I spent most of this morning after I got back from the pool lying around on the bed, alternating between finishing my book and dozing, while the breeze blew heavily through the open window. It's another one of those days when I don't want to eat much more than tomato salad and cold fruit; one of our cherry trees is absolutely laden with ripe cherries but even the effort to pick them feels like too much, so I resort instead to grabbing handfuls every time I have to go out into the garden.
Other than rereads, I finished one book this week — Emily Wilde's Encyclopedia of Faeries (Harriet Fawcett). This is the first in what I assume will be a trilogy (but what I had thought before completing it to be a standalone novel) in which the titular character, a folklorist working on the titular encyclopedia, travels to a fake fantasy version of an indedeterminate Scandinavian village to complete the last piece of fieldwork necessary for her research. The fairy lore is very well done, ringing extremely true to someone like me, whose most borrowed book from the public library as a teenager was definitely Katharine Briggs's Encyclopedia of Fairies, and overall I wanted to like the book a lot more than I ended up doing — I love stories about the interactions between humans and scary otherworldly beings, I particularly love stories that involve people travelling to the otherworld to release their family, lovers or neighbours from captivity, and all the weird and wonderful rules they need to follow in order to survive.
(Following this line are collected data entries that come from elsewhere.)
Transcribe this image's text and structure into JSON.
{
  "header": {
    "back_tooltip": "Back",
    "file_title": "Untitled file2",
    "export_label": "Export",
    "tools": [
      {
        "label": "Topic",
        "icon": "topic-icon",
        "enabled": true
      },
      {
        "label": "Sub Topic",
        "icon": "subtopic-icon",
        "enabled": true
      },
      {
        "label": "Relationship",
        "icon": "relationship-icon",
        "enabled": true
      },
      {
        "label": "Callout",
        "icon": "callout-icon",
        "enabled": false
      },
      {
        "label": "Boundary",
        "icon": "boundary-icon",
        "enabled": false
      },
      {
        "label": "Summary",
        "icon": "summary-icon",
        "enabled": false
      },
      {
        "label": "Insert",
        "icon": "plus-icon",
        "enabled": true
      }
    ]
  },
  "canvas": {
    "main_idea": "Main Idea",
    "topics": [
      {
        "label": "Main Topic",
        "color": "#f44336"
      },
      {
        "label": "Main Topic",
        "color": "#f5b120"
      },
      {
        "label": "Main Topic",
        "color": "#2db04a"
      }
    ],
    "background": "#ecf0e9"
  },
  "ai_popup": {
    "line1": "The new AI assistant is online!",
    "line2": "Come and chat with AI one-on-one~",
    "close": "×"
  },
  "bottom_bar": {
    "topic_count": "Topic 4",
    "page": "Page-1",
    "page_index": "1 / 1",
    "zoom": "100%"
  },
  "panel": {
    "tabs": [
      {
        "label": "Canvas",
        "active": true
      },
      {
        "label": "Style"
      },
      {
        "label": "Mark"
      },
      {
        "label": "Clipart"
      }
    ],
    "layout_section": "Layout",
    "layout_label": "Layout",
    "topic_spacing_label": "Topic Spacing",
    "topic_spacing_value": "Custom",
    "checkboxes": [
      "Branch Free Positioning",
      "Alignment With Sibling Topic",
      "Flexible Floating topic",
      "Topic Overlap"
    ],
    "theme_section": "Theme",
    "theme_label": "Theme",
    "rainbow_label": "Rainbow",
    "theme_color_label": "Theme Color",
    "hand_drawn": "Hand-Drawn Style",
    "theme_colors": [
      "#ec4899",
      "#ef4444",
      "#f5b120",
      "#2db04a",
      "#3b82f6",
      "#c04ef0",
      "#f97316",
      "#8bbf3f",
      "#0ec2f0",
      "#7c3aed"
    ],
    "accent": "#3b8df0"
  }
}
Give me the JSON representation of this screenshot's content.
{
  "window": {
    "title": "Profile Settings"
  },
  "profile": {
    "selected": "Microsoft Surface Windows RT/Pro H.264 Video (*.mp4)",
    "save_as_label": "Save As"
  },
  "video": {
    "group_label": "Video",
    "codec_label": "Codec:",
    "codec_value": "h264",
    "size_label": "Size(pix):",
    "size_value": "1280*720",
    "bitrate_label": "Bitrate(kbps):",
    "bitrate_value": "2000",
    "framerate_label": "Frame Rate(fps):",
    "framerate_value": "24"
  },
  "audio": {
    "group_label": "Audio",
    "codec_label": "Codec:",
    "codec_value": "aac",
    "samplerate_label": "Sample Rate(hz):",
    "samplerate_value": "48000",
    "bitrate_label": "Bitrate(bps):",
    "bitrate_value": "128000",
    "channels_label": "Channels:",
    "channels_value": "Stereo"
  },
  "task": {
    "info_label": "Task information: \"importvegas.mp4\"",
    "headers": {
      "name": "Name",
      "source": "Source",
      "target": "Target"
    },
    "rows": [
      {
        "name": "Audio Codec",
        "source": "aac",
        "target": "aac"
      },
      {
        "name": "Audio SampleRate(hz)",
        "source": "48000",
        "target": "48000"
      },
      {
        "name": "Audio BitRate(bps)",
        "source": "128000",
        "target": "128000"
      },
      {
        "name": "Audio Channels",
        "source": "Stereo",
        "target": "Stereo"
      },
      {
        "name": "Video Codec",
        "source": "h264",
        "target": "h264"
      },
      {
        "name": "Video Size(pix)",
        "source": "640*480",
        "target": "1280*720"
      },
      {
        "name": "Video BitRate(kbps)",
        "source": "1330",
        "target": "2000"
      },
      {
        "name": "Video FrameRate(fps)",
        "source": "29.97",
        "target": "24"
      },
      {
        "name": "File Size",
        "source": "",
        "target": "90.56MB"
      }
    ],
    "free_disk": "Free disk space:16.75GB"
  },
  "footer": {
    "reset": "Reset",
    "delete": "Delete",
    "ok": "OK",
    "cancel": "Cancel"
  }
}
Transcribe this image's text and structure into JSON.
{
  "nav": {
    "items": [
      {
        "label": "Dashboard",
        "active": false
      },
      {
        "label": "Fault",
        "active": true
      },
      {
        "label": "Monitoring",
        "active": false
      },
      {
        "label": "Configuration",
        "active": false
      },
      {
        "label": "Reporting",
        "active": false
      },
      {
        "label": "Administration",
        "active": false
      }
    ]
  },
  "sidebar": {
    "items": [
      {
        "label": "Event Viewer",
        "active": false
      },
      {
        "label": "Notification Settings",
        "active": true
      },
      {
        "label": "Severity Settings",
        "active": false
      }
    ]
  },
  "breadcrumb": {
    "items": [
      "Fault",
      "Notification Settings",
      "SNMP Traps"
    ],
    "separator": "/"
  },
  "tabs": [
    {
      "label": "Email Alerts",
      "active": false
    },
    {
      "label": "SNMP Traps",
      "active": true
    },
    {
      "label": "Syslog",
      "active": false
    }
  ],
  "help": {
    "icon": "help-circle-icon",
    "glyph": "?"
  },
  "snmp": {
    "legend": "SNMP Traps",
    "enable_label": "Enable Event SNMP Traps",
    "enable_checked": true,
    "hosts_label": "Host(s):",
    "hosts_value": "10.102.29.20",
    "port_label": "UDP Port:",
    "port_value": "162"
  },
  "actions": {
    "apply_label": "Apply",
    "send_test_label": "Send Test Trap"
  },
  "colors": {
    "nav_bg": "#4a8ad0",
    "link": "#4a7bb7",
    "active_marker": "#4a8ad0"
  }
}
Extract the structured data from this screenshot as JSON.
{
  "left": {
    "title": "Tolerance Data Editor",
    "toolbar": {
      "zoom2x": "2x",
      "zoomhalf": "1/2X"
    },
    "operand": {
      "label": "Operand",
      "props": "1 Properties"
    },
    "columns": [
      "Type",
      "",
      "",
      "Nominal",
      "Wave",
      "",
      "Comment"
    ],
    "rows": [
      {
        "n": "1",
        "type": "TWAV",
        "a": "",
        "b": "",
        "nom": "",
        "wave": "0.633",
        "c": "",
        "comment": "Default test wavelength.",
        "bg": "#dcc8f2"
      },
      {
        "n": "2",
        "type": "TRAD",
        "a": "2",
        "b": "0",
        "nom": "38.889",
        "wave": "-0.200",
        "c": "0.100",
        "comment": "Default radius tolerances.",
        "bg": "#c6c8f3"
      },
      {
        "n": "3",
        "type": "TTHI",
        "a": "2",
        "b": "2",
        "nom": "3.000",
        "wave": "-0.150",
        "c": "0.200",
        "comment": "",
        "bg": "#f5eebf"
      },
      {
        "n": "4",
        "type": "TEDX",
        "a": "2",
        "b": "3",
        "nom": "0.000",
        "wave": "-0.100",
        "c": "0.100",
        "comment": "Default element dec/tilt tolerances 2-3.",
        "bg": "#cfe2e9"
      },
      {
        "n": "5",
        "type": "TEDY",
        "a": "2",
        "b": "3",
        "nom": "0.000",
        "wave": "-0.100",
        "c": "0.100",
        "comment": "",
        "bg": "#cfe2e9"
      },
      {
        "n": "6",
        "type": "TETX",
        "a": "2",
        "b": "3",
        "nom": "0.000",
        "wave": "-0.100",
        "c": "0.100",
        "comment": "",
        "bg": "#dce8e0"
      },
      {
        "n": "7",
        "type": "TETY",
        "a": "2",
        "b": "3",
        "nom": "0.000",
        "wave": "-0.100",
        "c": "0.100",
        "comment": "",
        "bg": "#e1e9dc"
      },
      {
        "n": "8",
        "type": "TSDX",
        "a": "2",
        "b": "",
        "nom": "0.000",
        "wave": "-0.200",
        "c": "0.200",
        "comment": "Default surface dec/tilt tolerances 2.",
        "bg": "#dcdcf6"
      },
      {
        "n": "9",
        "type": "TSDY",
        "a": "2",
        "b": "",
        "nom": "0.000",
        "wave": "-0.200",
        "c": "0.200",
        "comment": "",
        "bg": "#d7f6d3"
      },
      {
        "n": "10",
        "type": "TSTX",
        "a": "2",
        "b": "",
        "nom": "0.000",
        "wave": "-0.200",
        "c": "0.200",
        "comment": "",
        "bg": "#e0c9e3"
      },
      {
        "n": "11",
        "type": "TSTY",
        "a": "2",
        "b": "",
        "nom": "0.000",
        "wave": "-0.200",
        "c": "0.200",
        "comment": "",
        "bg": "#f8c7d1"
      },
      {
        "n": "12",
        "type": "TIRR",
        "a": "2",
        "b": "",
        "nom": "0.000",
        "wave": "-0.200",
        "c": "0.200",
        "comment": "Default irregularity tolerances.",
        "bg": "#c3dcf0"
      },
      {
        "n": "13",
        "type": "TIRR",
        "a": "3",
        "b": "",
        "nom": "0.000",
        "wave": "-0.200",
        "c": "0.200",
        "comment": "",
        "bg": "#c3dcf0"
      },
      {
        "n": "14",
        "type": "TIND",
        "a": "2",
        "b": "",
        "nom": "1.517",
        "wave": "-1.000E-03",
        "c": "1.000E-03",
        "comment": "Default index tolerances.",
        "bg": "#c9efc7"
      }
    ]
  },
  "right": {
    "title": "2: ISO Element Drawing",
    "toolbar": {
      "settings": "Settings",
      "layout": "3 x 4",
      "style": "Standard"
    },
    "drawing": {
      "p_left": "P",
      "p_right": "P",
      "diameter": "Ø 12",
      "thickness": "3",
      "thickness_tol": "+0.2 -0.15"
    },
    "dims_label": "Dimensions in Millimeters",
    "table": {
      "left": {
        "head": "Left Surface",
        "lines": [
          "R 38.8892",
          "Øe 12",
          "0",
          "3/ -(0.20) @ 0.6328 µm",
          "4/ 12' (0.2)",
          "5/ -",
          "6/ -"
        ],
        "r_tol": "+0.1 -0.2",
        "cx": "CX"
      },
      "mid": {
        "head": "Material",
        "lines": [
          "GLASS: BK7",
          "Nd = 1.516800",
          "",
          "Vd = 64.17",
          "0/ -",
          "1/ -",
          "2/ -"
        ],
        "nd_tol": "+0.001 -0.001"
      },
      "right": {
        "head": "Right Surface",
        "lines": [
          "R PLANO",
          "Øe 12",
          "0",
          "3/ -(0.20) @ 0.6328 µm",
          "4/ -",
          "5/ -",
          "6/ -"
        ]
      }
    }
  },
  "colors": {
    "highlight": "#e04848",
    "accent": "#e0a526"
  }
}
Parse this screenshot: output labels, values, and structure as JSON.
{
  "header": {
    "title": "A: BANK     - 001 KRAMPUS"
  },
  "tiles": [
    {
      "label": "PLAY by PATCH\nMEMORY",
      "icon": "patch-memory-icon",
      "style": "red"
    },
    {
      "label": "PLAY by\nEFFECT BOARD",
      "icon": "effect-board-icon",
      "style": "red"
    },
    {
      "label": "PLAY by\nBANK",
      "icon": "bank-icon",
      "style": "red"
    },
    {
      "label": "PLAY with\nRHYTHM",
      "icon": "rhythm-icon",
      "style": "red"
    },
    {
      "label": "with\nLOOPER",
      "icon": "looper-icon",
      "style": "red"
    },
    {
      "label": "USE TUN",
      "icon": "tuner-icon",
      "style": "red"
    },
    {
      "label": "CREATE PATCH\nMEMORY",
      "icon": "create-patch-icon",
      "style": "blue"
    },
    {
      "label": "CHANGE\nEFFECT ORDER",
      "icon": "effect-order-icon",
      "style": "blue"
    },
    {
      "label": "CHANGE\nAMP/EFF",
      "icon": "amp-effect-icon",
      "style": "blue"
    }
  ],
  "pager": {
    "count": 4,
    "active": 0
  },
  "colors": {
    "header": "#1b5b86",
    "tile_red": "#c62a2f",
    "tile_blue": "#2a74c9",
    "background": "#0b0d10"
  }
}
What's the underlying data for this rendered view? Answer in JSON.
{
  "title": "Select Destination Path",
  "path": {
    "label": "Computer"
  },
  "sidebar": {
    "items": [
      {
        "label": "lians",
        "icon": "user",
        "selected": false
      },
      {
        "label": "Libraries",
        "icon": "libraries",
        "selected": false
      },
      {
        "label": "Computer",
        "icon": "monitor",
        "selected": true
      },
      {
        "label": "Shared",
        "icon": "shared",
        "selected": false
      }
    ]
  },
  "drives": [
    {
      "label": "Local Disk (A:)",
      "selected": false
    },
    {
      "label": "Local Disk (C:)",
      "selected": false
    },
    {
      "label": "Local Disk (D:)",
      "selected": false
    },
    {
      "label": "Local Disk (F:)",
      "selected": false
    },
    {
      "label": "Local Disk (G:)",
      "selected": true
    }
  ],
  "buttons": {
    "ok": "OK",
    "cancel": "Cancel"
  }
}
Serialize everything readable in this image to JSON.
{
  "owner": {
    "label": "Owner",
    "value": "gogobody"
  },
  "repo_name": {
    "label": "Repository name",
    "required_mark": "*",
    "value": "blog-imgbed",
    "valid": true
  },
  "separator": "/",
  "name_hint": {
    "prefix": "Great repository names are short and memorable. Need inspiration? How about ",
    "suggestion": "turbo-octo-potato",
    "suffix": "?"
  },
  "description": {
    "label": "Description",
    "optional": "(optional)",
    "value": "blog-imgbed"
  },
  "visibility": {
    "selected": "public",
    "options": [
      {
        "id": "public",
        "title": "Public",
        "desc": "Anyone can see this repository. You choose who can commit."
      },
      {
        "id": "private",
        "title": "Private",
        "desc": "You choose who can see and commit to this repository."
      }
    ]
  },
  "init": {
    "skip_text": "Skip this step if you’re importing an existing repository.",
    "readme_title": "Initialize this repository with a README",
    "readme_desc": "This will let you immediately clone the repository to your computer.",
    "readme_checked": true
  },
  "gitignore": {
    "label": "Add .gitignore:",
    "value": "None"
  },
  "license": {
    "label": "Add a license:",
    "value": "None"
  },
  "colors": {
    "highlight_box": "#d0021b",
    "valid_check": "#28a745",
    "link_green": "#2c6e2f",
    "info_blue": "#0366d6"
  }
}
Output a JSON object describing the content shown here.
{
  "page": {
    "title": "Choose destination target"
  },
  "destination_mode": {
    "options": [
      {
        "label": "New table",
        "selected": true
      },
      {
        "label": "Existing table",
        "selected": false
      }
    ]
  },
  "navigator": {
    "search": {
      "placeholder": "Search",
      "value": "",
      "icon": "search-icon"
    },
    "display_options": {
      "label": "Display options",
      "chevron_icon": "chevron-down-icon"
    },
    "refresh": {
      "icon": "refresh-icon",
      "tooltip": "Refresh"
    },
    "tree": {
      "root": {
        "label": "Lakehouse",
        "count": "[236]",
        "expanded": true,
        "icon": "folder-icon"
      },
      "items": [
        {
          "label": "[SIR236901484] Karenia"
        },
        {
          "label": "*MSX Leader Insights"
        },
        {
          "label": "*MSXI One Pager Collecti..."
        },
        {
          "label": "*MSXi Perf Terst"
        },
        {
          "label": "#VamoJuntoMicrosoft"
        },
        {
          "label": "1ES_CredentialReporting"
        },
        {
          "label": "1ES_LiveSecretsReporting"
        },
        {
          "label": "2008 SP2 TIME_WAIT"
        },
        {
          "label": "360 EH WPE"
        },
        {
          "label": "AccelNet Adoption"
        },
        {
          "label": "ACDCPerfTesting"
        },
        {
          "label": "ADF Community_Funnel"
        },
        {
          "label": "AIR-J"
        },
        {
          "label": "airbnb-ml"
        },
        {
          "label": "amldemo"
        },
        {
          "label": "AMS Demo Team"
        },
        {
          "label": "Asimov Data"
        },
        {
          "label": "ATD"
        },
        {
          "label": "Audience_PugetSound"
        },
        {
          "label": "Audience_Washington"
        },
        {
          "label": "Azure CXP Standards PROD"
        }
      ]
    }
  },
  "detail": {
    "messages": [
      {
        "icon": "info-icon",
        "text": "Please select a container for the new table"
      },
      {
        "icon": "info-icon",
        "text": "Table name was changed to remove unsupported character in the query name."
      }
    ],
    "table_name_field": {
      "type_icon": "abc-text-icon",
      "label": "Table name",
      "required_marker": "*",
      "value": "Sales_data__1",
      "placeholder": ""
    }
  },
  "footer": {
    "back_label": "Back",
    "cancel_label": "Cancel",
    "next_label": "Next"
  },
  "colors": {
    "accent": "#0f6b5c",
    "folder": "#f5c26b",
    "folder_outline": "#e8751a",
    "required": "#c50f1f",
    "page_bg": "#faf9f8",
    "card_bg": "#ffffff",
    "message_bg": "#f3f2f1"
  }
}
What I do not love are stories that are obviously in conversation with previous well-received books about nineteenth- or early twentieth-century Britain, scholarship and the occult (in a version of our world in which magic and the supernatural are real and everyone accepts this), such as Jonathan Strange & Mr Norrell, Sorcerer to the Crown, or Jeannette Ng's Under the Pendulum Sun, but which don't seem to have made much effort to accurately represent academia during that period. The faux academic writing and the author's various descriptions of both research and academic conferences do not ring true at all — they seem more like the twenty-first-century versions of all these things. To top things off, for a book that is trying create a sense of sort of quirky Britishness, there are glaring Americanisms that crept in — 'fall' instead of 'autumn,' and 'backpack' instead of 'rucksack,' were the ones I spotted, but I'm sure there were more. I have to say that all this really soured me on the book — and I wonder what on Earth the book's editor was doing. Either they didn't notice these things, or they didn't think they mattered — neither reflects well on their abilities.
And that's about where I'm at in terms of the weekend. I'm trying to motivate myself to do an hour-long yoga class, but as I will need to do this in the hottest room of the house, I'm not currently feeling a huge amount of enthusiasm at the prospect!